L'opération turque visant à entrer à Afrin a été déclenchée par deux événements. Le plus important a été l'annonce par les États-Unis d'une occupation permanente du nord-est de la Syrie avec l'aide d'une "force de protection des frontières" des FDS ("Forces démocratiques syrienne") composée de 30 000 hommes, principalement des Kurdes et des Arabes qui avaient combattu sous les ordres de l'Etat islamique (EI). Nous l'avions noté à ce moment-là:
Les Turcs n'ont pas été consultés avant la décision étatsunienne et ne sont évidemment pas enchantés par le fait qu'une "bande terroriste", entraînée et armée par les États-Unis, contrôlera un long tronçon de leur frontière méridionale. Tout gouvernement turc devrait prendre des mesures sévères pour prévenir une telle menace stratégique pour le pays.
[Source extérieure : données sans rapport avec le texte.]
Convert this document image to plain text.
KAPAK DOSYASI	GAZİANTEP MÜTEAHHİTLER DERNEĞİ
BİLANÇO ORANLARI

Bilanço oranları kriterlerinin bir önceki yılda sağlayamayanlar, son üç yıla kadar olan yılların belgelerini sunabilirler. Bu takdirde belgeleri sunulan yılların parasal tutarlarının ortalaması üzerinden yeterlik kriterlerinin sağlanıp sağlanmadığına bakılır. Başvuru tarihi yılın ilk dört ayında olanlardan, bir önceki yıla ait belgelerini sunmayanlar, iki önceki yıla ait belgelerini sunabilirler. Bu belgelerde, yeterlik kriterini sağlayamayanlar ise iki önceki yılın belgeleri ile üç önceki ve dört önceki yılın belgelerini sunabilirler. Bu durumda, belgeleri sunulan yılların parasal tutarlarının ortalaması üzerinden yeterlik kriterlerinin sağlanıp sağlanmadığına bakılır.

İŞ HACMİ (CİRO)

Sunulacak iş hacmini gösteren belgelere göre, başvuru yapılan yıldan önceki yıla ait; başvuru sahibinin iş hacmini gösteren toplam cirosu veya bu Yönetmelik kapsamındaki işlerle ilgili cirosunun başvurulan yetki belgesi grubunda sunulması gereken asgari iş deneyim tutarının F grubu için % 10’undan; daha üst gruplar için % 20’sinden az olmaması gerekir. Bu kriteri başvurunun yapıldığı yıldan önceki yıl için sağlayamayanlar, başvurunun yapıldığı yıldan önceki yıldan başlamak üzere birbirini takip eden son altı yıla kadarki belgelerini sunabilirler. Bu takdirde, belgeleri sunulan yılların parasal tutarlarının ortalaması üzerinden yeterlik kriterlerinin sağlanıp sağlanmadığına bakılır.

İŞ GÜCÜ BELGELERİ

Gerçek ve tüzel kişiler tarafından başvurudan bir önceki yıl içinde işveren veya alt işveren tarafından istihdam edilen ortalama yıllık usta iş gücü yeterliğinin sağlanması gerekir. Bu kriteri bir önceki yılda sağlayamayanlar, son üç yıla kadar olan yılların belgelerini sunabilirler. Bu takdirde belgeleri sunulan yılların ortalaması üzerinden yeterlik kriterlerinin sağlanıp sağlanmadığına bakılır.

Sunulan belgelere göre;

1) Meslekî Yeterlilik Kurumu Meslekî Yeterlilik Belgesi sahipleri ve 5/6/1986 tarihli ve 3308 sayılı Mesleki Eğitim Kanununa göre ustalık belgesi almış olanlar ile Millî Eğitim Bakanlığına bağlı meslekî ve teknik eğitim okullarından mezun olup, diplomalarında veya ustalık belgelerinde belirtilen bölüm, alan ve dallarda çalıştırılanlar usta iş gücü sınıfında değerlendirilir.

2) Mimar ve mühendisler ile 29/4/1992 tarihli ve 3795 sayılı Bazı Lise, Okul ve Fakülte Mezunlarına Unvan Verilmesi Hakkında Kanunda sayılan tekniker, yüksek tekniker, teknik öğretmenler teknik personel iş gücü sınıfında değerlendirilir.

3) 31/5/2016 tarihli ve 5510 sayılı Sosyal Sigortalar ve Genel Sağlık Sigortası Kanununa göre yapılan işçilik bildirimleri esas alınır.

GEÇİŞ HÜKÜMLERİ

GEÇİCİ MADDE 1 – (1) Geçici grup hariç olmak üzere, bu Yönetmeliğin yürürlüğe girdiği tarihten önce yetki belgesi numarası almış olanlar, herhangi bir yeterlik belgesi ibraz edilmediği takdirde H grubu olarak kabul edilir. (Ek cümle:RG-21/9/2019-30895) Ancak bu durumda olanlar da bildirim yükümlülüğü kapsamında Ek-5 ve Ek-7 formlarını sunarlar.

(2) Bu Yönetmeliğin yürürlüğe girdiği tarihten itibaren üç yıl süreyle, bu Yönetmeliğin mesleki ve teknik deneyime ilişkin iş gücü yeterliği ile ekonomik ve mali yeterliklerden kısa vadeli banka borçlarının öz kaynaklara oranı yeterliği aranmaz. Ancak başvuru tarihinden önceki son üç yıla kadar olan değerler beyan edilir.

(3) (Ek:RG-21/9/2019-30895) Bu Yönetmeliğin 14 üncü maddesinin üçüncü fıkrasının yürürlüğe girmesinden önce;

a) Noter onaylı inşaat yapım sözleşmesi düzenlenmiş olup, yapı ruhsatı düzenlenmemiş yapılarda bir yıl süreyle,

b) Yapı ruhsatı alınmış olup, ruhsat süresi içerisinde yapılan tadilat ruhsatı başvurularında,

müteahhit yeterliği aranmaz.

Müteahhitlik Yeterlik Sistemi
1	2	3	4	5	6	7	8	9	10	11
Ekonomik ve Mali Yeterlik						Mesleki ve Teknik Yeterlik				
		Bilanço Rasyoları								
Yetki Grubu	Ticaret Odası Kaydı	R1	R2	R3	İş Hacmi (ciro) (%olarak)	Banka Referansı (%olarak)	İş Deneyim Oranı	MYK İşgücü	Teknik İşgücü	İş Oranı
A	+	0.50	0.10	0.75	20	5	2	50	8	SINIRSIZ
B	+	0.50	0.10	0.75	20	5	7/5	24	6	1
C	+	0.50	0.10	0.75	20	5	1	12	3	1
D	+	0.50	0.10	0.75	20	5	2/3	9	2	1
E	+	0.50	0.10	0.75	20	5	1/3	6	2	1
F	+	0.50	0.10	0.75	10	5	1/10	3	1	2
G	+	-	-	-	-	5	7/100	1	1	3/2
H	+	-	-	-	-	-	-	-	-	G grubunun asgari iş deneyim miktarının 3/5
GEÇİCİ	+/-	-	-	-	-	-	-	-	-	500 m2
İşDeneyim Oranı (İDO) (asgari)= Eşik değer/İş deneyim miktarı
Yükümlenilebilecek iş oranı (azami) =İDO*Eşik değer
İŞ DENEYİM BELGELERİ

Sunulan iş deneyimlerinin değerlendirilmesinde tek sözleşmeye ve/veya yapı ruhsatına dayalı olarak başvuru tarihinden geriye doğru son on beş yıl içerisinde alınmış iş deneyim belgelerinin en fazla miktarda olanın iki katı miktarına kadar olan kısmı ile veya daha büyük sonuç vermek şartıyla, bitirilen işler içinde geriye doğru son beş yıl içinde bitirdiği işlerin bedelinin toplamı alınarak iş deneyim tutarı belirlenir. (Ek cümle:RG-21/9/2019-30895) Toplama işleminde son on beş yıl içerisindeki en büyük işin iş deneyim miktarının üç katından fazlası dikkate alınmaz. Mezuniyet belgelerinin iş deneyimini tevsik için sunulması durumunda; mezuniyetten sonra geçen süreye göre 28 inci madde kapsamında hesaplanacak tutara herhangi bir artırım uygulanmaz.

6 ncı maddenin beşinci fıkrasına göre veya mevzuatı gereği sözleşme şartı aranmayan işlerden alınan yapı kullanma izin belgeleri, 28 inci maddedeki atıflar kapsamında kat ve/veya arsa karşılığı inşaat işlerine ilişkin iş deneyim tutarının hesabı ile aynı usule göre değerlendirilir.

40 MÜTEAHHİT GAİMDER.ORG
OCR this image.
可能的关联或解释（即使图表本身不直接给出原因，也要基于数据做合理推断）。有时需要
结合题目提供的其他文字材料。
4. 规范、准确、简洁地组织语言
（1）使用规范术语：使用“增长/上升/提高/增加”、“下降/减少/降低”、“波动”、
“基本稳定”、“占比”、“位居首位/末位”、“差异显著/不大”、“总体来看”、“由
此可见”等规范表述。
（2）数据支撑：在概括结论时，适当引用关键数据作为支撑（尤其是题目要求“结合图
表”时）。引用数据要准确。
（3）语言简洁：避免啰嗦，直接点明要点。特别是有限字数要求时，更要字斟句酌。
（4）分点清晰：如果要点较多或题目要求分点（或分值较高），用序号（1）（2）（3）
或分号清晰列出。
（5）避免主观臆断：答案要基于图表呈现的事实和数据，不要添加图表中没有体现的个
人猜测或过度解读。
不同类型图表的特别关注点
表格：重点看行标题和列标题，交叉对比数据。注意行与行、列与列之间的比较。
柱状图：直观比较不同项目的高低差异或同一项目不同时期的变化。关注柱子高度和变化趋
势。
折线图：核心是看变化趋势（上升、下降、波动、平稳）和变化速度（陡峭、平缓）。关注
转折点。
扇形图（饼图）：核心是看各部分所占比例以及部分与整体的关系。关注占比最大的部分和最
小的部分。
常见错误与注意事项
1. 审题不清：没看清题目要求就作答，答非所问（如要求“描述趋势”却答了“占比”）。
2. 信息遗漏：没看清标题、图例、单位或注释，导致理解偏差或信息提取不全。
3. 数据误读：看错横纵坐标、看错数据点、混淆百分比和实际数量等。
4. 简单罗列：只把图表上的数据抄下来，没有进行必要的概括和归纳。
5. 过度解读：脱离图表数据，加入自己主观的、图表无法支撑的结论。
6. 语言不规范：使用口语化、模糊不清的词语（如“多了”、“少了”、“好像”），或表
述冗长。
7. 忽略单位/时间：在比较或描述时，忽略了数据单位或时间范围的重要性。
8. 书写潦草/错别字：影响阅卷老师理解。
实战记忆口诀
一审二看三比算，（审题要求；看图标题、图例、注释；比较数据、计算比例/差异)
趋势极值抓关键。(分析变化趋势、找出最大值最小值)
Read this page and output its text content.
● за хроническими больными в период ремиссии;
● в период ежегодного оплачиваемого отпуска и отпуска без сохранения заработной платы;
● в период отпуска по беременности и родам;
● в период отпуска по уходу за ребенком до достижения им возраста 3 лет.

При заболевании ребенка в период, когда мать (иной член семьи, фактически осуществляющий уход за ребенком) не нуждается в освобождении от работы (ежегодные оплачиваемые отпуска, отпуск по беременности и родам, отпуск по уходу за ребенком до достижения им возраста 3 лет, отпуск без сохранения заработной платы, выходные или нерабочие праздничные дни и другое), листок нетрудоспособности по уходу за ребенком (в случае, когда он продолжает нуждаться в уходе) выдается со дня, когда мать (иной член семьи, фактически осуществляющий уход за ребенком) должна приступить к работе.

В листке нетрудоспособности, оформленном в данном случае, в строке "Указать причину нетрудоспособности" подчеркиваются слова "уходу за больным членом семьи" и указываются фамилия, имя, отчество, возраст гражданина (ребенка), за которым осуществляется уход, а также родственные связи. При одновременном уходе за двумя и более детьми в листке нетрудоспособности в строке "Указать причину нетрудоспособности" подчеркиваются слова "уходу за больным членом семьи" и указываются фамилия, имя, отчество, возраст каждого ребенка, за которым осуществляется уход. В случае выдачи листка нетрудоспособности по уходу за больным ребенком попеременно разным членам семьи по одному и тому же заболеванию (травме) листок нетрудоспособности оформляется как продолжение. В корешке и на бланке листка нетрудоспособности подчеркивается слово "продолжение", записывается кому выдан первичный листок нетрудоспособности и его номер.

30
La décision étatsunienne relevait de l'amateurisme. Elle a ignoré les besoins de sécurité de la Turquie, son alliée de l'OTAN, en échange d'une occupation illégale et non durable du nord-est de la Syrie. Le secrétaire d'État Tillerson a tenté de calmer les Turcs en affirmant que la "force de protection des frontières" n'était pas destinée à protéger les frontières. Les rapports émanant du terrain révèlent que c'est un mensonge :
"Cette force sera une force fondatrice pour protéger les frontières du nord de la Syrie", a déclaré l'annonceur lors d'une cérémonie de remise des diplômes.
Un deuxième motif de l'opération turque a été le succès de l'armée syrienne dans l'Est d'Idlib où " l'armée syrienne libre " et les Takfiris d'Al-Qaïda soutenus par la Turquie ont été éliminés par les attaques de l'armée syrienne.
L'opération turque en cours a été précédée de plusieurs cycles de négociations.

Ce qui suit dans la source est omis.